SGH Ltd. is an investment company, which focuses on industrial services, media, and investments. It operates through the following business segments: WesTrac, Coates, Boral, Energy, Media Investments, and Other Investments. The WesTrac segment provides heavy equipment sales and support to customers. The Coates segment offers a range of general and specialist equipment to a variety of markets including engineering, building construction and maintenance, mining and resources, manufacturing, government, and events. The Boral segment is a construction materials group. The Media Investments segment relates to investments in listed and unlisted media organizations. The Other Investments segment covers other investments and incorporates listed investments and property. The company was founded in 1956 and is headquartered in Sydney, Australia.
COMMENTARY
The US market retraced 1.4% in February as tech stocks corrected 4% following a 29% rally during 2024. This weakness was primarily caused by escalating tariffs placed by the new US leadership and retaliation from its trading partners. The picture remains highly fluid and will, therefore, continue to distract markets where some investors fear either a resurgence of inflation, economic weakness or a combination of both. Gold continues to make all-time highs, further reflecting this uncertainty. Bond markets were firm in February, with US ten year rates falling by 0.3%, suggesting investors saw the risk around lower economic growth, perhaps increasing the chances of further interest rate cuts.
We have witnessed many periods of short term volatility in the past, and remain steadfast in our longer term investment focus, noting that volatility is often a source of opportunity as some investors panic while distracted.
The Australian market fell 4.2%, with mining stocks faring slightly better due to the higher gold price. Banks and property stocks, which enjoyed a strong rally in 2024, were hit harder.
We were busy in February with companies releasing results and we were broadly pleased with the outcomes for most of our investments during this critical period.

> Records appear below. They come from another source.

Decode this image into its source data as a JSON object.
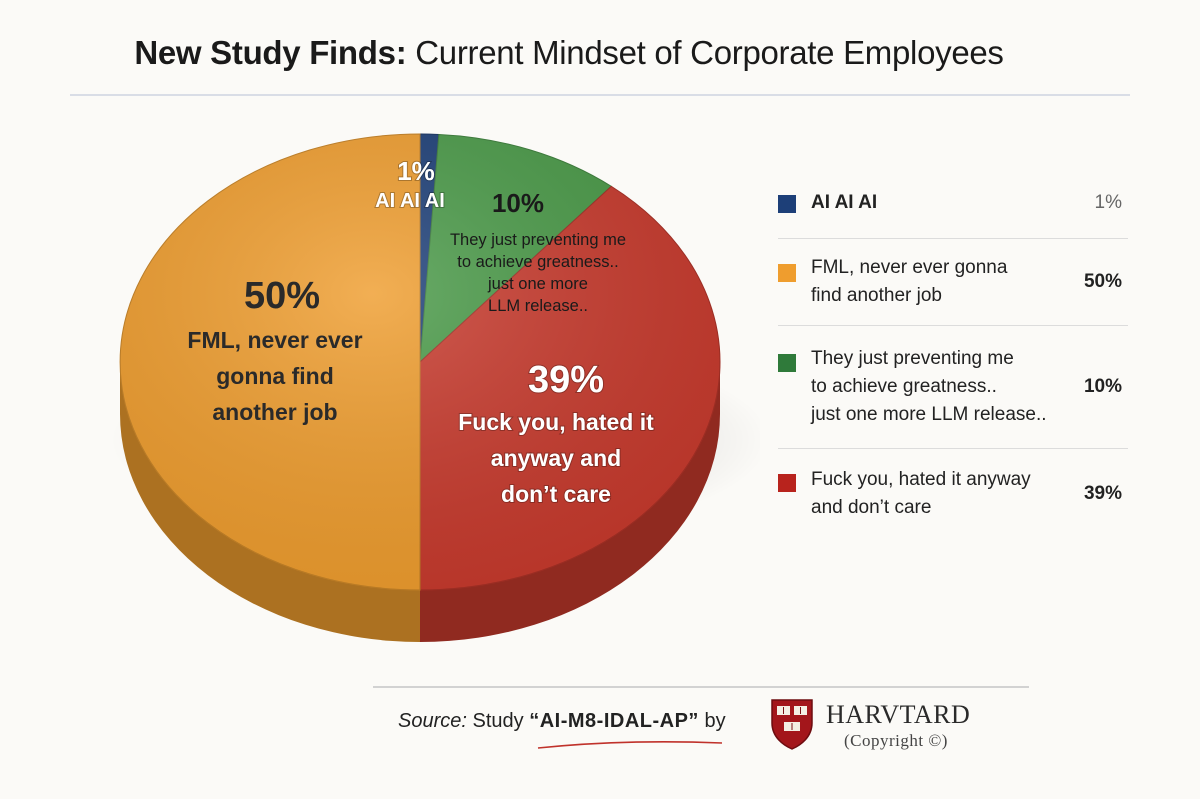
{
  "title": {
    "bold": "New Study Finds:",
    "rest": " Current Mindset of Corporate Employees"
  },
  "chart_data": {
    "type": "pie",
    "title": "New Study Finds: Current Mindset of Corporate Employees",
    "slices": [
      {
        "pct_label": "1%",
        "value": 1,
        "label": "AI AI AI",
        "color": "#1d3f78"
      },
      {
        "pct_label": "10%",
        "value": 10,
        "label": "They just preventing me to achieve greatness.. just one more LLM release..",
        "color": "#4a9a48"
      },
      {
        "pct_label": "39%",
        "value": 39,
        "label": "Fuck you, hated it anyway and don’t care",
        "color": "#c83a2d"
      },
      {
        "pct_label": "50%",
        "value": 50,
        "label": "FML, never ever gonna find another job",
        "color": "#ef9d2e"
      }
    ],
    "slice_text": {
      "ai": [
        "AI AI AI"
      ],
      "green": [
        "They just preventing me",
        "to achieve greatness..",
        "just one more",
        "LLM release.."
      ],
      "red": [
        "Fuck you, hated it",
        "anyway and",
        "don’t care"
      ],
      "orange": [
        "FML, never ever",
        "gonna find",
        "another job"
      ]
    }
  },
  "legend": [
    {
      "label": "AI AI AI",
      "value": "1%",
      "color": "#1d3f78",
      "bold_label": true,
      "muted_value": true
    },
    {
      "label": "FML, never ever gonna\nfind another job",
      "value": "50%",
      "color": "#ef9d2e"
    },
    {
      "label": "They just preventing me\nto achieve greatness..\njust one more LLM release..",
      "value": "10%",
      "color": "#2f7a3a"
    },
    {
      "label": "Fuck you, hated it anyway\nand don’t care",
      "value": "39%",
      "color": "#b8231d"
    }
  ],
  "footer": {
    "source_label": "Source:",
    "source_text": "Study",
    "study_name": "“AI-M8-IDAL-AP”",
    "by": "by",
    "shield_text": "VE RI TAS",
    "org": "HARVTARD",
    "org_sub": "(Copyright ©)"
  }
}
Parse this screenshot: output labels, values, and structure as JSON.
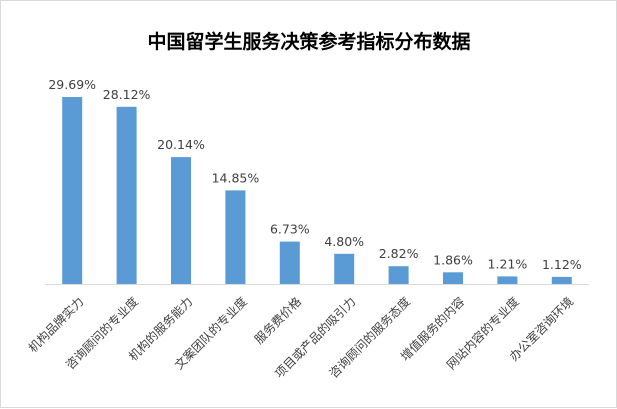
{
  "chart_data": {
    "type": "bar",
    "title": "中国留学生服务决策参考指标分布数据",
    "categories": [
      "机构品牌实力",
      "咨询顾问的专业度",
      "机构的服务能力",
      "文案团队的专业度",
      "服务费价格",
      "项目或产品的吸引力",
      "咨询顾问的服务态度",
      "增值服务的内容",
      "网站内容的专业度",
      "办公室咨询环境"
    ],
    "values": [
      29.69,
      28.12,
      20.14,
      14.85,
      6.73,
      4.8,
      2.82,
      1.86,
      1.21,
      1.12
    ],
    "data_labels": [
      "29.69%",
      "28.12%",
      "20.14%",
      "14.85%",
      "6.73%",
      "4.80%",
      "2.82%",
      "1.86%",
      "1.21%",
      "1.12%"
    ],
    "ylim": [
      0,
      30
    ],
    "grid": false,
    "legend": "none",
    "xlabel": "",
    "ylabel": "",
    "colors": {
      "bar": "#5b9bd5",
      "axis": "#d9d9d9",
      "text": "#404040"
    }
  }
}
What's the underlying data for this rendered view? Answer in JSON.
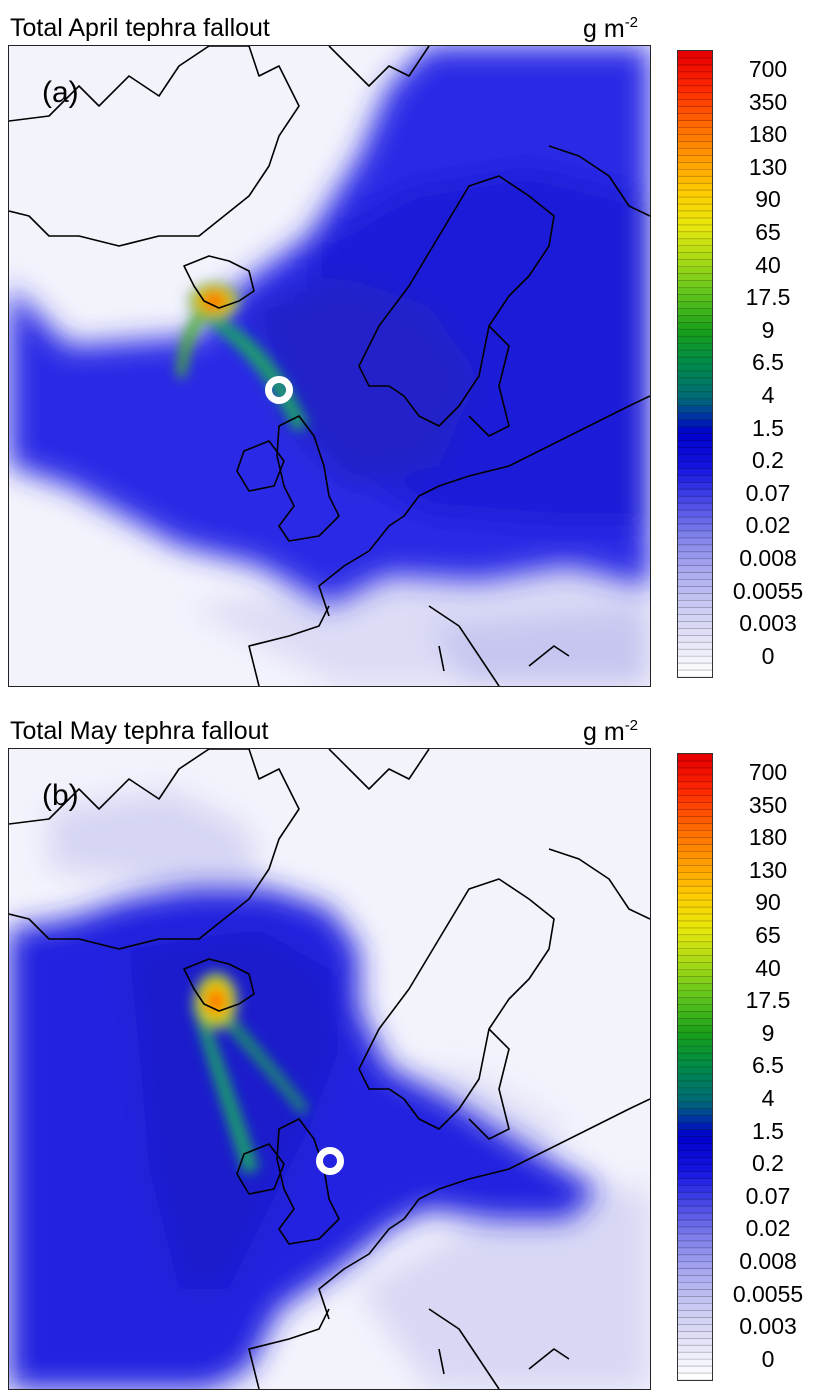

Our key positive contributors in February were:
Generation Development (+15%) posted profits above expectations, with all divisions growing and showing long runways of opportunity. Charter Hall (+9%) upgraded its earnings forecasts after a relatively stable first half result and showed confidence that the company is positioned to grow FUM through capital deployment following a period of consolidation. Seven Group (+7.5%) posted 8% profit growth, with the Boral and Westrac divisions offsetting mild weakness in the Coates Hire operation. Imdex (+15%) posted a 10% fall in EBITDA as smaller mining companies have struggled to raise capital to fund exploration. The share price rallied, however, due to emerging signs that this cycle should turn positive, especially given stronger gold prices. MA Financial (+26%) posted 7% higher earnings, however shorter term profits are currently impinged by investment for medium term growth, and the 12% increase in assets under management is a good sign of future profit growth.
Our key negative contributors in February were:
CAR Group (-9%) revealed a 12% profit rise and warned of a slightly slower growth rate in the second half due to a delay in passing through price rises in the US market. Propel Funerals (-9%) delivered a 9% profit boost with an underlying volume growth of 1%, reflecting a slower rate of deaths compared to prior periods. The founding CEO announced his retirement, which took some investors by surprise (we note the remaining founders are all still with the operation hence, we do not see this development as a major concern). Praemium (-20%) posted a 48% increase in underlying profit which was broadly as expected, however the resignation of the well regarded CFO created some selling pressure. Catapult (-9%) retraced after a 170% gain in 2024, perhaps caught up in the recent weakness in global tech stocks. Jumbo Interactive (-12%) fell as the slower run of jackpots detracted from lotto ticket sales, creating a shorter term headwind for sales and earnings.